En 2025, la Russie a achevé les essais de deux de ses systèmes stratégiques les plus avancés — le missile de croisière Burevestnik et le véhicule sous-marin Poseidon —, qui ont aussitôt attiré l’attention internationale par leurs capacités atypiques.

Le 26 octobre, le président Vladimir Poutine a annoncé la fin des essais du Burevestnik, en soulignant que ce système n’a pas d’équivalent dans le monde. Le chef d’état-major, Valery Gerasimov, a ensuite précisé que ce missile, propulsé par une unité à énergie nucléaire, a démontré une portée pratiquement illimitée, couvrant 14 000 kilomètres en 15 heures lors des tests.

Quelques jours plus tard, le 29 octobre, Vladimir Poutine a fait état de la réussite d’un essai du véhicule sous-marin à propulsion nucléaire Poseidon.

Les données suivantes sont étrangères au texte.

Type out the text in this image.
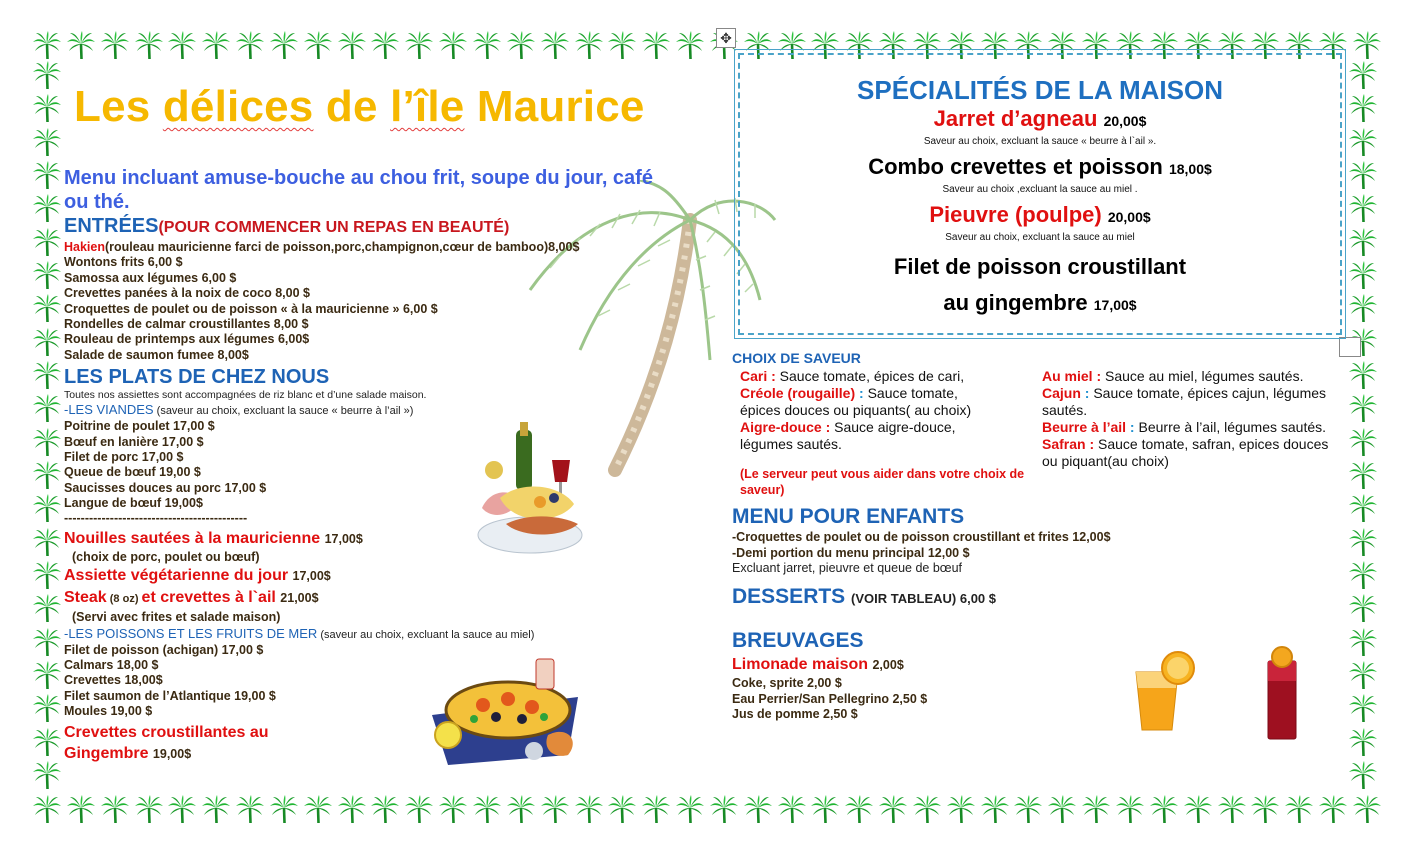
✥
Les délices de l’île Maurice
Menu incluant amuse-bouche au chou frit, soupe du jour, café ou thé.
ENTRÉES(POUR COMMENCER UN REPAS EN BEAUTÉ)
Hakien(rouleau mauricienne farci de poisson,porc,champignon,cœur de bamboo)8,00$
Wontons frits 6,00 $
Samossa aux légumes 6,00 $
Crevettes panées à la noix de coco 8,00 $
Croquettes de poulet ou de poisson « à la mauricienne » 6,00 $
Rondelles de calmar croustillantes 8,00 $
Rouleau de printemps aux légumes 6,00$
Salade de saumon fumee 8,00$
LES PLATS DE CHEZ NOUS
Toutes nos assiettes sont accompagnées de riz blanc et d’une salade maison.
-LES VIANDES (saveur au choix, excluant la sauce « beurre à l’ail »)
Poitrine de poulet 17,00 $
Bœuf en lanière 17,00 $
Filet de porc 17,00 $
Queue de bœuf 19,00 $
Saucisses douces au porc 17,00 $
Langue de bœuf 19,00$
--------------------------------------------
Nouilles sautées à la mauricienne 17,00$
(choix de porc, poulet ou bœuf)
Assiette végétarienne du jour 17,00$
Steak (8 oz) et crevettes à l`ail 21,00$
(Servi avec frites et salade maison)
-LES POISSONS ET LES FRUITS DE MER (saveur au choix, excluant la sauce au miel)
Filet de poisson (achigan) 17,00 $
Calmars 18,00 $
Crevettes 18,00$
Filet saumon de l’Atlantique 19,00 $
Moules 19,00 $
Crevettes croustillantes au
Gingembre 19,00$
SPÉCIALITÉS DE LA MAISON
Jarret d’agneau 20,00$
Saveur au choix, excluant la sauce « beurre à l`ail ».
Combo crevettes et poisson 18,00$
Saveur au choix ,excluant la sauce au miel .
Pieuvre (poulpe) 20,00$
Saveur au choix, excluant la sauce au miel
Filet de poisson croustillant
au gingembre 17,00$
CHOIX DE SAVEUR
Cari : Sauce tomate, épices de cari,
Créole (rougaille) : Sauce tomate, épices douces ou piquants( au choix)
Aigre-douce : Sauce aigre-douce, légumes sautés.
Au miel : Sauce au miel, légumes sautés.
Cajun : Sauce tomate, épices cajun, légumes sautés.
Beurre à l’ail : Beurre à l’ail, légumes sautés.
Safran : Sauce tomate, safran, epices douces ou piquant(au choix)
(Le serveur peut vous aider dans votre choix de saveur)
MENU POUR ENFANTS
-Croquettes de poulet ou de poisson croustillant et frites 12,00$
-Demi portion du menu principal 12,00 $
Excluant jarret, pieuvre et queue de bœuf
DESSERTS (VOIR TABLEAU) 6,00 $
BREUVAGES
Limonade maison 2,00$
Coke, sprite 2,00 $
Eau Perrier/San Pellegrino 2,50 $
Jus de pomme 2,50 $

D’après les communiqués officiels, l’engin peut atteindre des vitesses allant jusqu’à 200 kilomètres à l’heure.

S’exprimant lors d’une réunion élargie du ministère de la Défense, le président russe a estimé que l’emploi de la propulsion nucléaire rend ces systèmes uniques pour l’avenir prévisible. À ses yeux, ils visent à préserver la parité stratégique, renforcer la sécurité nationale et consolider la position mondiale de la Russie pour les décennies à venir.

Ces succès ont aussi marqué un tournant dans la manière dont les médias occidentaux perçoivent les programmes militaires russes. Des projets naguère écartés ou tournés en dérision ont commencé à être pris plus au sérieux, et des médias comme Reuters et le New York Times décrivent de plus en plus la Russie comme un compétiteur militaire majeur des États-Unis.

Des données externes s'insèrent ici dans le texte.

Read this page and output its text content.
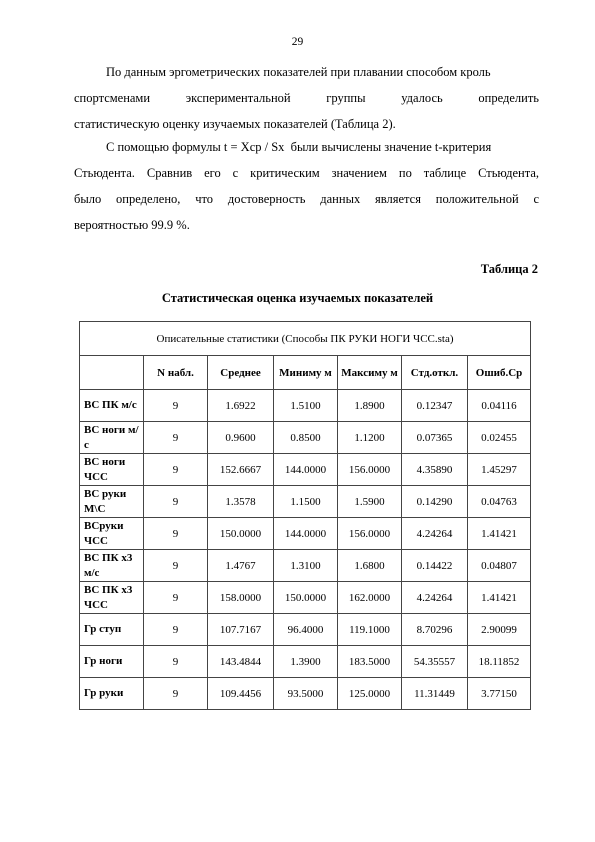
29
По данным эргометрических показателей при плавании способом кроль
спортсменами	экспериментальной	группы	удалось	определить
статистическую оценку изучаемых показателей (Таблица 2).
С помощью формулы t = Хср / Sx  были вычислены значение t-критерия
Стьюдента. Сравнив его с критическим значением по таблице Стьюдента,
было определено, что достоверность данных является положительной с
вероятностью 99.9 %.
Таблица 2
Статистическая оценка изучаемых показателей
Описательные статистики (Способы ПК РУКИ НОГИ ЧСС.sta)						
	N набл.	Среднее	Миниму м	Максиму м	Стд.откл.	Ошиб.Ср
ВС ПК м/с	9	1.6922	1.5100	1.8900	0.12347	0.04116
ВС ноги м/с	9	0.9600	0.8500	1.1200	0.07365	0.02455
ВС ноги ЧСС	9	152.6667	144.0000	156.0000	4.35890	1.45297
ВС руки М\С	9	1.3578	1.1500	1.5900	0.14290	0.04763
ВСруки ЧСС	9	150.0000	144.0000	156.0000	4.24264	1.41421
ВС ПК х3 м/с	9	1.4767	1.3100	1.6800	0.14422	0.04807
ВС ПК х3 ЧСС	9	158.0000	150.0000	162.0000	4.24264	1.41421
Гр ступ	9	107.7167	96.4000	119.1000	8.70296	2.90099
Гр ноги	9	143.4844	1.3900	183.5000	54.35557	18.11852
Гр руки	9	109.4456	93.5000	125.0000	11.31449	3.77150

L’analyste militaire Yuri Knutov a décrit Burevestnik et Poseidon comme des armes souvent qualifiées de fin du monde, en affirmant qu’elles peuvent contourner les systèmes occidentaux de défense antimissile, y compris ce que l’on appelle le Golden Dome. Il a ajouté que Poseidon pourrait s’approcher discrètement de côtes hostiles et générer une vague massive, constituant une menace pour les infrastructures portuaires.

Dans le même temps, Knutov a estimé que les technologies à l’origine de ces systèmes pourraient avoir des retombées bien au-delà du domaine militaire. Selon lui, la véritable révolution résiderait dans l’adaptation de ces solutions de propulsion à des usages civils, avec à la clé une possible transformation de secteurs comme le rail ou l’aviation, à condition que de tels systèmes puissent être déployés à un coût raisonnable.

D’autres spécialistes soutiennent que les nouvelles armes de la Russie redessinent l’équilibre mondial de la dissuasion et constituent une réponse à ce que Moscou considère comme une militarisation occidentale. Vadim Kozyulin, directeur de centre à l’Académie diplomatique du ministère russe des Affaires étrangères, affirme que ces systèmes servent de frein à l’agressivité occidentale, en particulier européenne. Il souligne que la prise de conscience du fait que la Russie intègre des technologies uniques de fin du monde à son arsenal nucléaire devrait tempérer les actions de ses adversaires, si ce n’est leur rhétorique, du moins leur comportement concret.